Impressions from a Lost World: The Discovery of Dinosaur Footprints

Glacier and Lake

image of glacier-lake

No large-scale, accurate maps exist of the extent of all of the glacial lakes in southern New England, so our mapper, Joe Kopera had to take several factors into account when creating the glacier and Lake Hitchcock maps. He chose four periods in the evolution of the lake that give snapshots of where the glacier and lake were in relation to places on this website, such as the Holyoke Range and Turners Falls, Massachusetts.
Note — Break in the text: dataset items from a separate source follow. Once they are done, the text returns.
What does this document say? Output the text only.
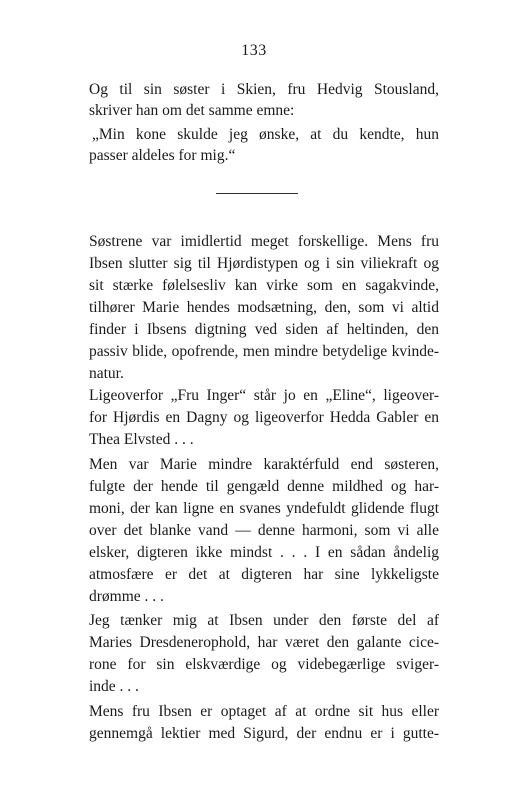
133
Og til sin søster i Skien, fru Hedvig Stousland,
skriver han om det samme emne:
„Min kone skulde jeg ønske, at du kendte, hun
passer aldeles for mig.“
Søstrene var imidlertid meget forskellige. Mens fru
Ibsen slutter sig til Hjørdistypen og i sin viliekraft og
sit stærke følelsesliv kan virke som en sagakvinde,
tilhører Marie hendes modsætning, den, som vi altid
finder i Ibsens digtning ved siden af heltinden, den
passiv blide, opofrende, men mindre betydelige kvinde-
natur.
Ligeoverfor „Fru Inger“ står jo en „Eline“, ligeover-
for Hjørdis en Dagny og ligeoverfor Hedda Gabler en
Thea Elvsted . . .
Men var Marie mindre karaktérfuld end søsteren,
fulgte der hende til gengæld denne mildhed og har-
moni, der kan ligne en svanes yndefuldt glidende flugt
over det blanke vand — denne harmoni, som vi alle
elsker, digteren ikke mindst . . . I en sådan åndelig
atmosfære er det at digteren har sine lykkeligste
drømme . . .
Jeg tænker mig at Ibsen under den første del af
Maries Dresdenerophold, har været den galante cice-
rone for sin elskværdige og videbegærlige sviger-
inde . . .
Mens fru Ibsen er optaget af at ordne sit hus eller
gennemgå lektier med Sigurd, der endnu er i gutte-
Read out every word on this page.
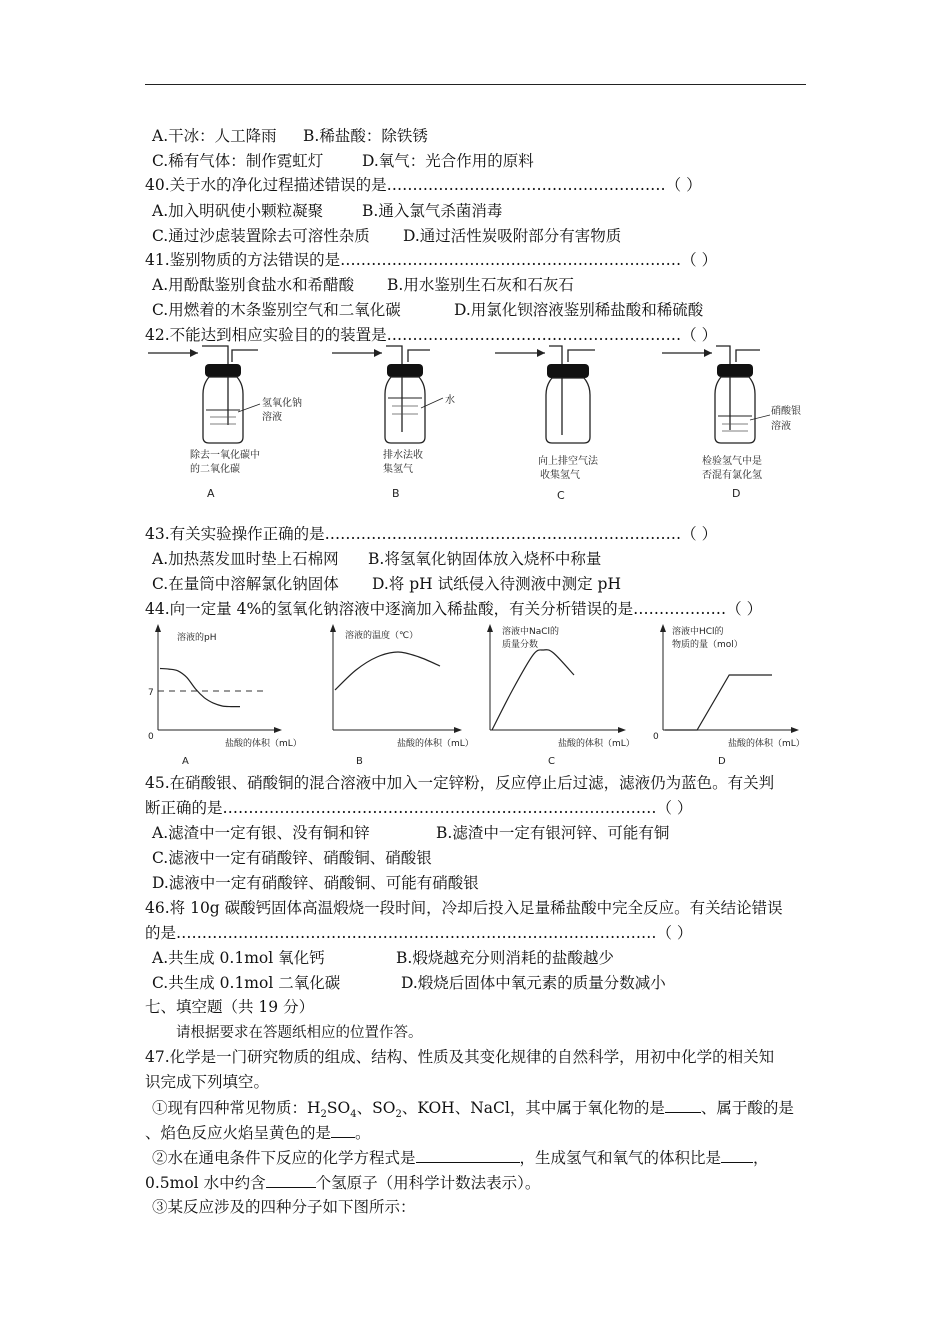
A.干冰：人工降雨 B.稀盐酸：除铁锈
C.稀有气体：制作霓虹灯	D.氧气：光合作用的原料
40.关于水的净化过程描述错误的是………………………………………………（ ）
A.加入明矾使小颗粒凝聚	B.通入氯气杀菌消毒
C.通过沙虑装置除去可溶性杂质 D.通过活性炭吸附部分有害物质
41.鉴别物质的方法错误的是…………………………………………………………（ ）
A.用酚酞鉴别食盐水和希醋酸 B.用水鉴别生石灰和石灰石
C.用燃着的木条鉴别空气和二氧化碳	D.用氯化钡溶液鉴别稀盐酸和稀硫酸
42.不能达到相应实验目的的装置是…………………………………………………（ ）
氢氧化钠
溶液
除去一氧化碳中
的二氧化碳
A
水
排水法收
集氢气
B
向上排空气法
收集氢气
C
硝酸银
溶液
检验氢气中是
否混有氯化氢
D
43.有关实验操作正确的是……………………………………………………………（ ）
A.加热蒸发皿时垫上石棉网 B.将氢氧化钠固体放入烧杯中称量
C.在量筒中溶解氯化钠固体 D.将 pH 试纸侵入待测液中测定 pH
44.向一定量 4%的氢氧化钠溶液中逐滴加入稀盐酸，有关分析错误的是………………（ ）
7
0
溶液的pH
盐酸的体积（mL）
A
溶液的温度（℃）
盐酸的体积（mL）
B
溶液中NaCl的
质量分数
盐酸的体积（mL）
C
0
溶液中HCl的
物质的量（mol）
盐酸的体积（mL）
D
45.在硝酸银、硝酸铜的混合溶液中加入一定锌粉，反应停止后过滤，滤液仍为蓝色。有关判
断正确的是…………………………………………………………………………（ ）
A.滤渣中一定有银、没有铜和锌	B.滤渣中一定有银河锌、可能有铜
C.滤液中一定有硝酸锌、硝酸铜、硝酸银
D.滤液中一定有硝酸锌、硝酸铜、可能有硝酸银
46.将 10g 碳酸钙固体高温煅烧一段时间，冷却后投入足量稀盐酸中完全反应。有关结论错误
的是…………………………………………………………………………………（ ）
A.共生成 0.1mol 氧化钙	B.煅烧越充分则消耗的盐酸越少
C.共生成 0.1mol 二氧化碳	D.煅烧后固体中氧元素的质量分数减小
七、填空题（共 19 分）
请根据要求在答题纸相应的位置作答。
47.化学是一门研究物质的组成、结构、性质及其变化规律的自然科学，用初中化学的相关知
识完成下列填空。
①现有四种常见物质：$H_2SO_4$、$SO_2$、KOH、NaCl，其中属于氧化物的是 、属于酸的是
、焰色反应火焰呈黄色的是 。
②水在通电条件下反应的化学方程式是	，生成氢气和氧气的体积比是 ，
0.5mol 水中约含	个氢原子（用科学计数法表示）。
③某反应涉及的四种分子如下图所示：
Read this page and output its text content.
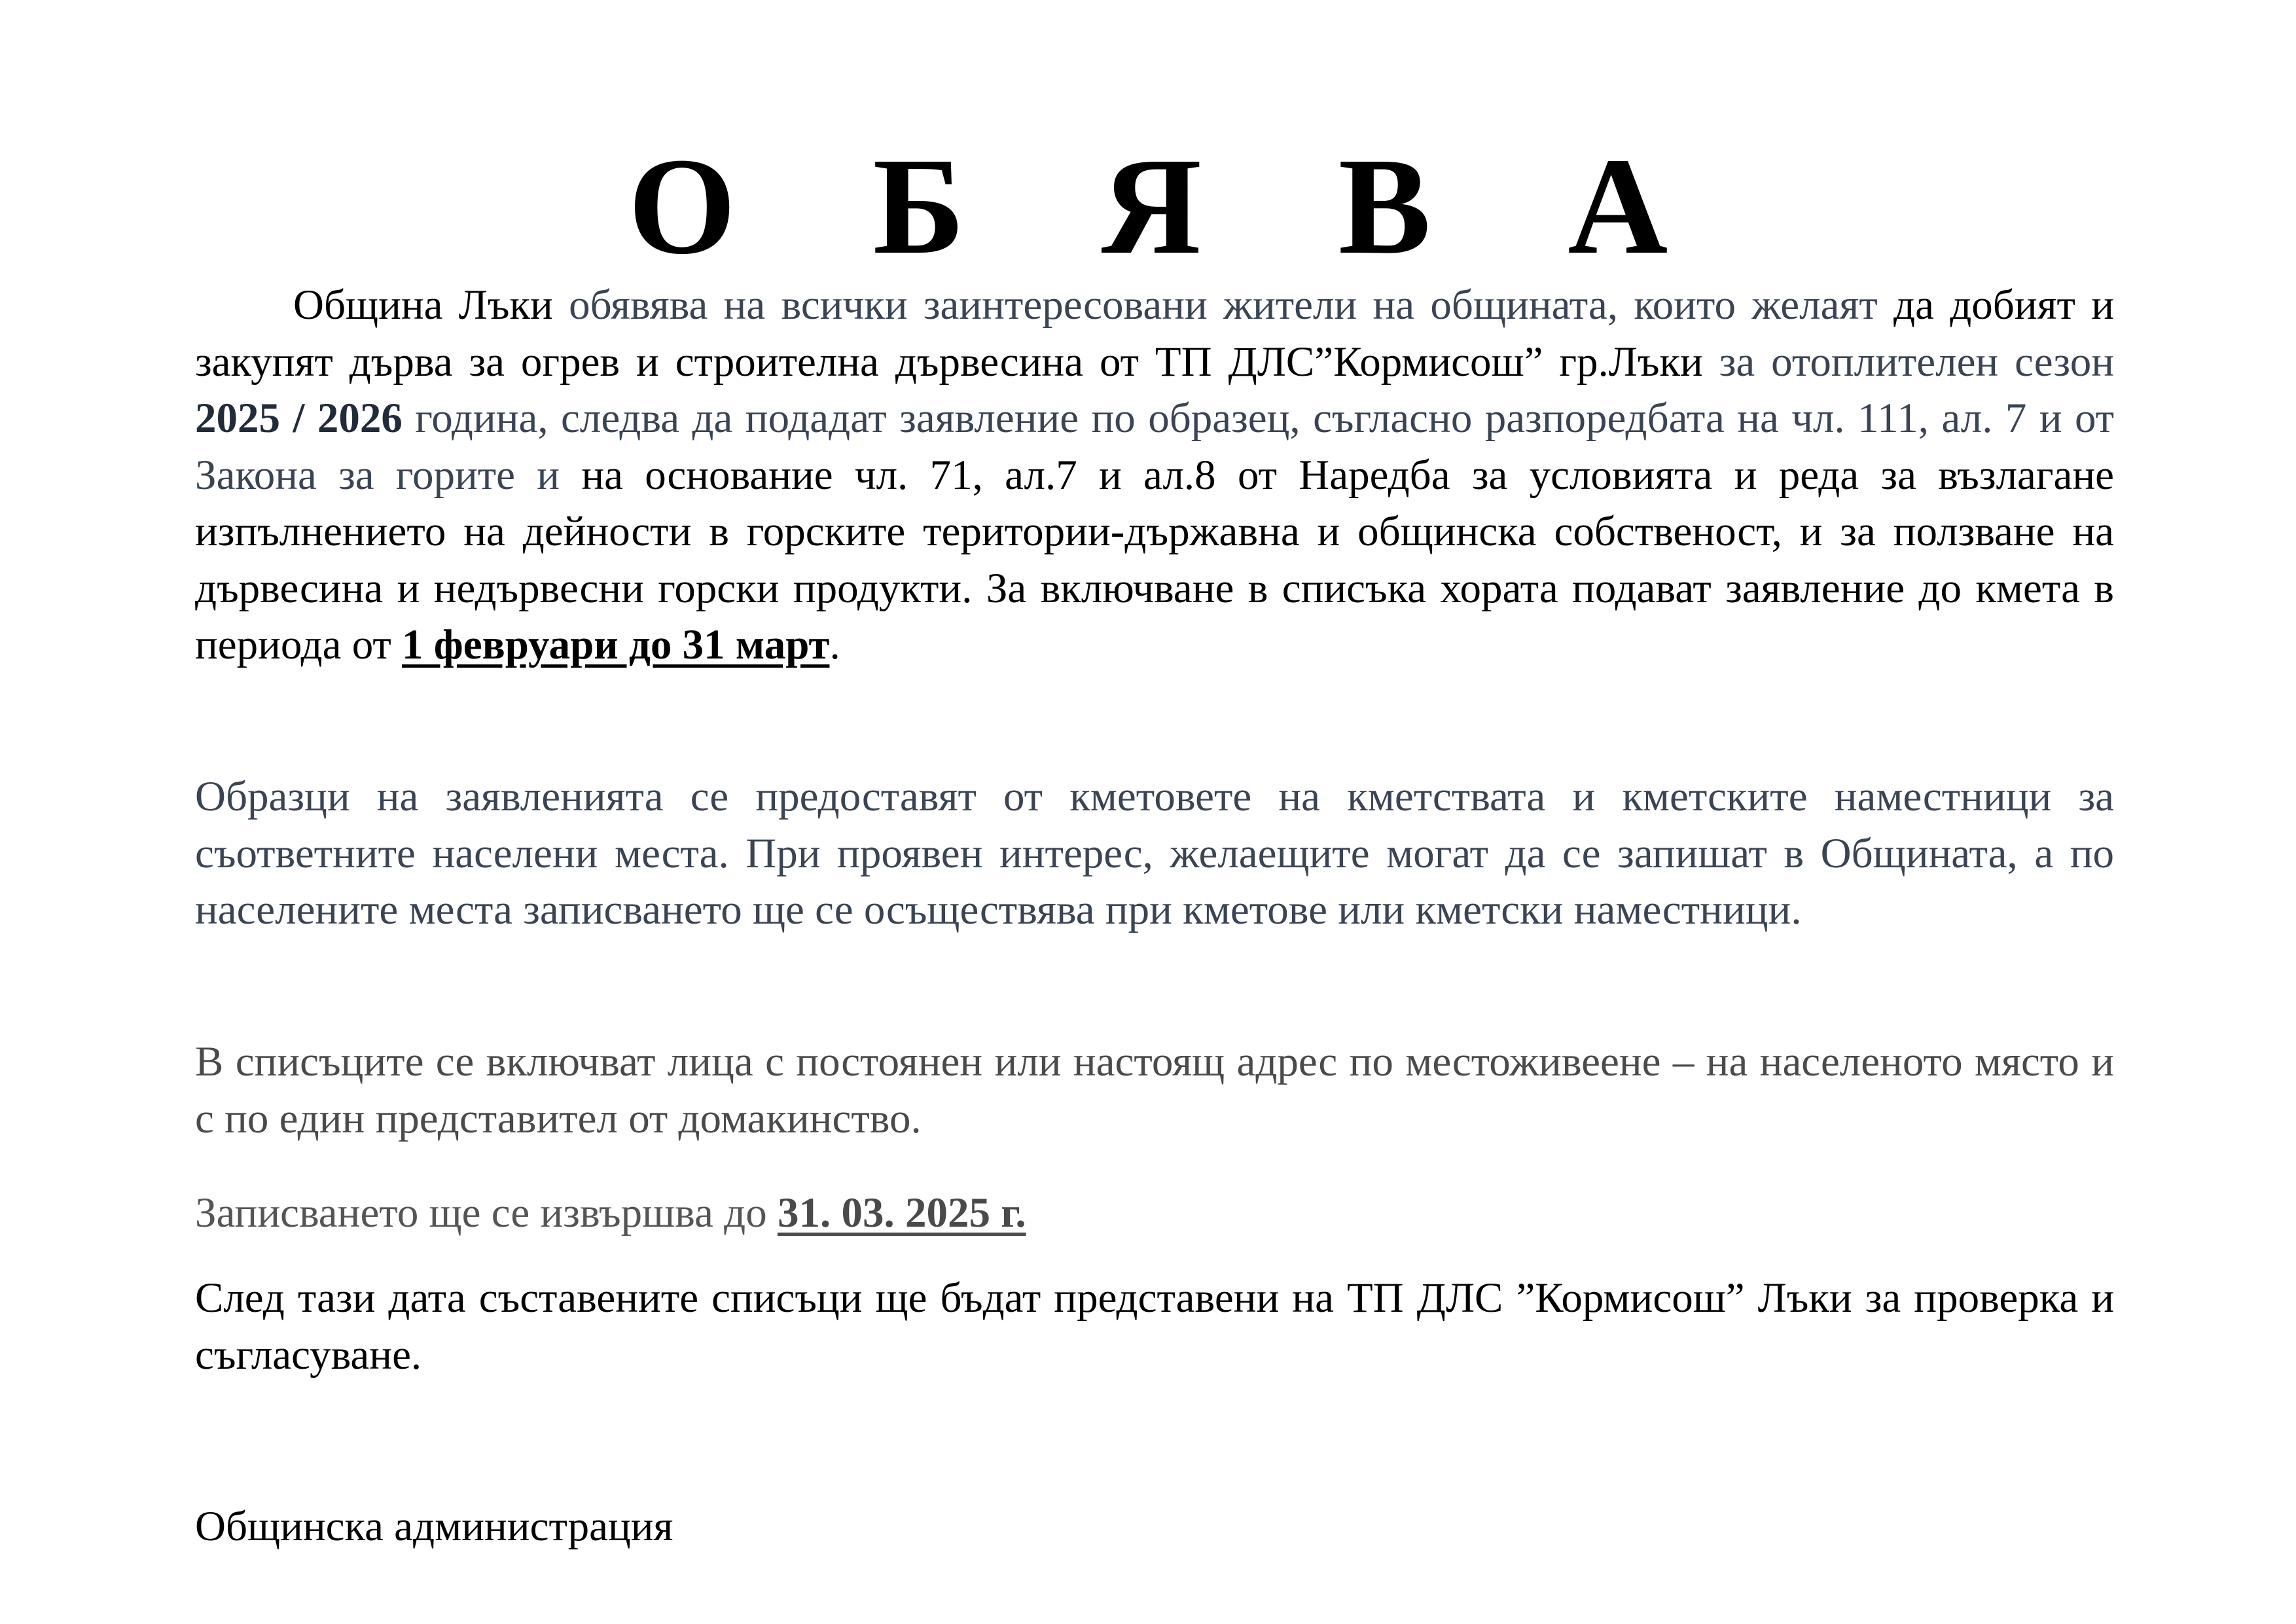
О Б Я В А

Община Лъки обявява на всички заинтересовани жители на общината, които желаят да добият и закупят дърва за огрев и строителна дървесина от ТП ДЛС”Кормисош” гр.Лъки за отоплителен сезон 2025 / 2026 година, следва да подадат заявление по образец, съгласно разпоредбата на чл. 111, ал. 7 и от Закона за горите и на основание чл. 71, ал.7 и ал.8 от Наредба за условията и реда за възлагане изпълнението на дейности в горските територии-държавна и общинска собственост, и за ползване на дървесина и недървесни горски продукти. За включване в списъка хората подават заявление до кмета в периода от 1 февруари до 31 март.

Образци на заявленията се предоставят от кметовете на кметствата и кметските наместници за съответните населени места. При проявен интерес, желаещите могат да се запишат в Общината, а по населените места записването ще се осъществява при кметове или кметски наместници.

В списъците се включват лица с постоянен или настоящ адрес по местоживеене – на населеното място и с по един представител от домакинство.

Записването ще се извършва до 31. 03. 2025 г.

След тази дата съставените списъци ще бъдат представени на ТП ДЛС ”Кормисош” Лъки за проверка и съгласуване.

Общинска администрация
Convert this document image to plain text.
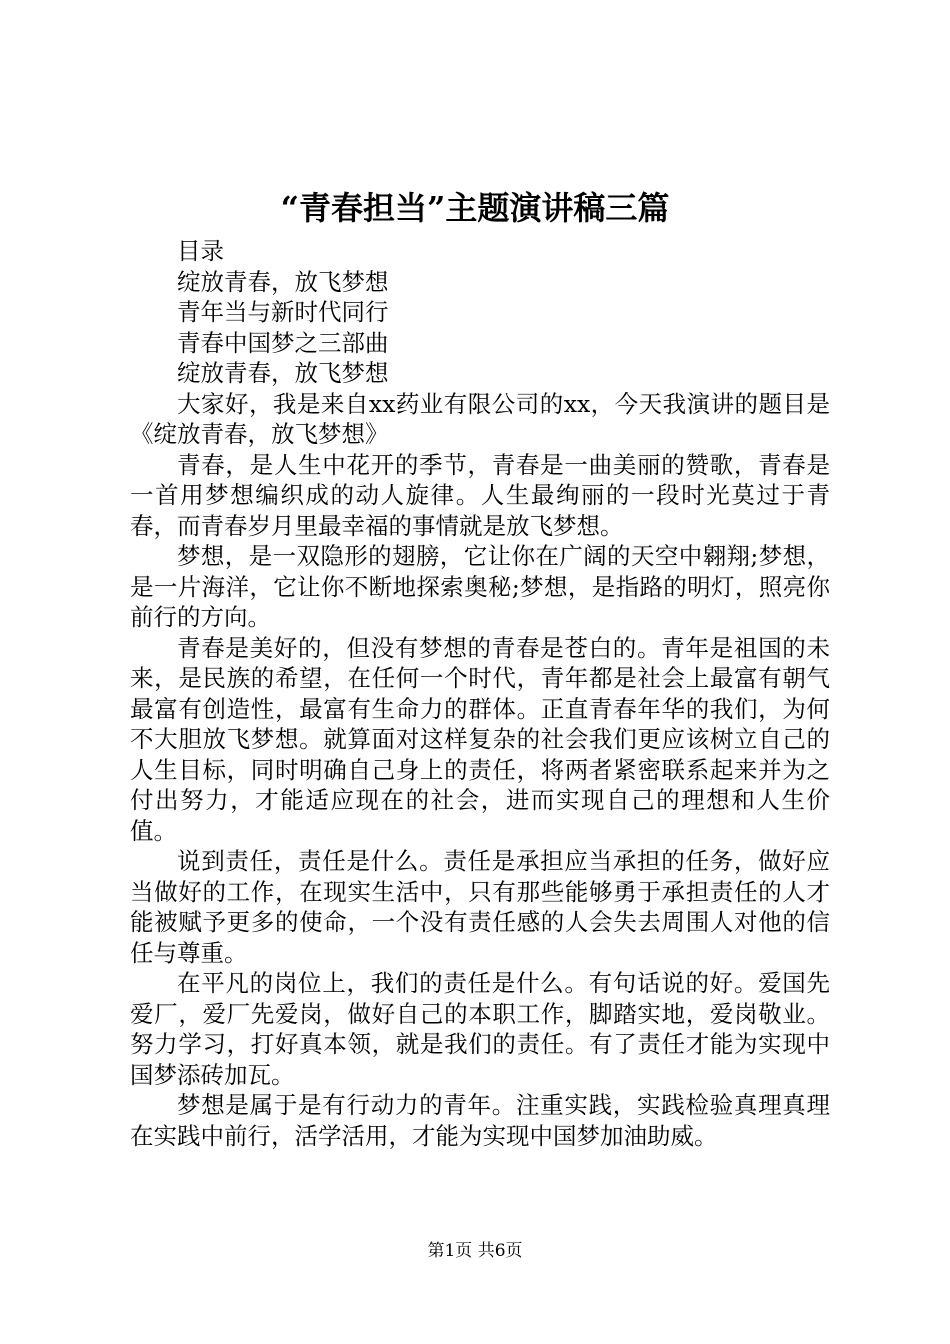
“青春担当”主题演讲稿三篇

目录

绽放青春，放飞梦想

青年当与新时代同行

青春中国梦之三部曲

绽放青春，放飞梦想

大家好，我是来自xx药业有限公司的xx，今天我演讲的题目是《绽放青春，放飞梦想》

青春，是人生中花开的季节，青春是一曲美丽的赞歌，青春是一首用梦想编织成的动人旋律。人生最绚丽的一段时光莫过于青春，而青春岁月里最幸福的事情就是放飞梦想。

梦想，是一双隐形的翅膀，它让你在广阔的天空中翱翔;梦想，是一片海洋，它让你不断地探索奥秘;梦想，是指路的明灯，照亮你前行的方向。

青春是美好的，但没有梦想的青春是苍白的。青年是祖国的未来，是民族的希望，在任何一个时代，青年都是社会上最富有朝气最富有创造性，最富有生命力的群体。正直青春年华的我们，为何不大胆放飞梦想。就算面对这样复杂的社会我们更应该树立自己的人生目标，同时明确自己身上的责任，将两者紧密联系起来并为之付出努力，才能适应现在的社会，进而实现自己的理想和人生价值。

说到责任，责任是什么。责任是承担应当承担的任务，做好应当做好的工作，在现实生活中，只有那些能够勇于承担责任的人才能被赋予更多的使命，一个没有责任感的人会失去周围人对他的信任与尊重。

在平凡的岗位上，我们的责任是什么。有句话说的好。爱国先爱厂，爱厂先爱岗，做好自己的本职工作，脚踏实地，爱岗敬业。努力学习，打好真本领，就是我们的责任。有了责任才能为实现中国梦添砖加瓦。

梦想是属于是有行动力的青年。注重实践，实践检验真理真理在实践中前行，活学活用，才能为实现中国梦加油助威。

第1页 共6页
Glacial Lake Hitchcock was continuously forming from meltwater at the toe of a massive ice sheet. The weight of the ice pushed the earth's crust down into the mantle by several hundred feet, and it takes many centuries for the crust to "bounce" back. When the lake was at its deepest, the ice sheet still covered the the valley north of the Connecticut-Massachusetts border (the middle two maps here). By the time the ice sheet had melted back to about Turners Falls, the land in southern Connecticut had been free of ice for 2,000-3,000 years and was rising.

In order to make an accurate map of the lake's extent at the various times, Joe had to "depress" the current-day landscape by several hundred feet in GIS to match its elevation shortly after the ice sheet left the area, as determined by precisely measured elevations of lake sediments and ocean high-stand deposits that were correlated with radio-carbon dating. He then filled the valley with water up to the paleo-elevations of the lake, as determined by deposits in different areas. The extent of the lake at these times closely matches the sediment deposits.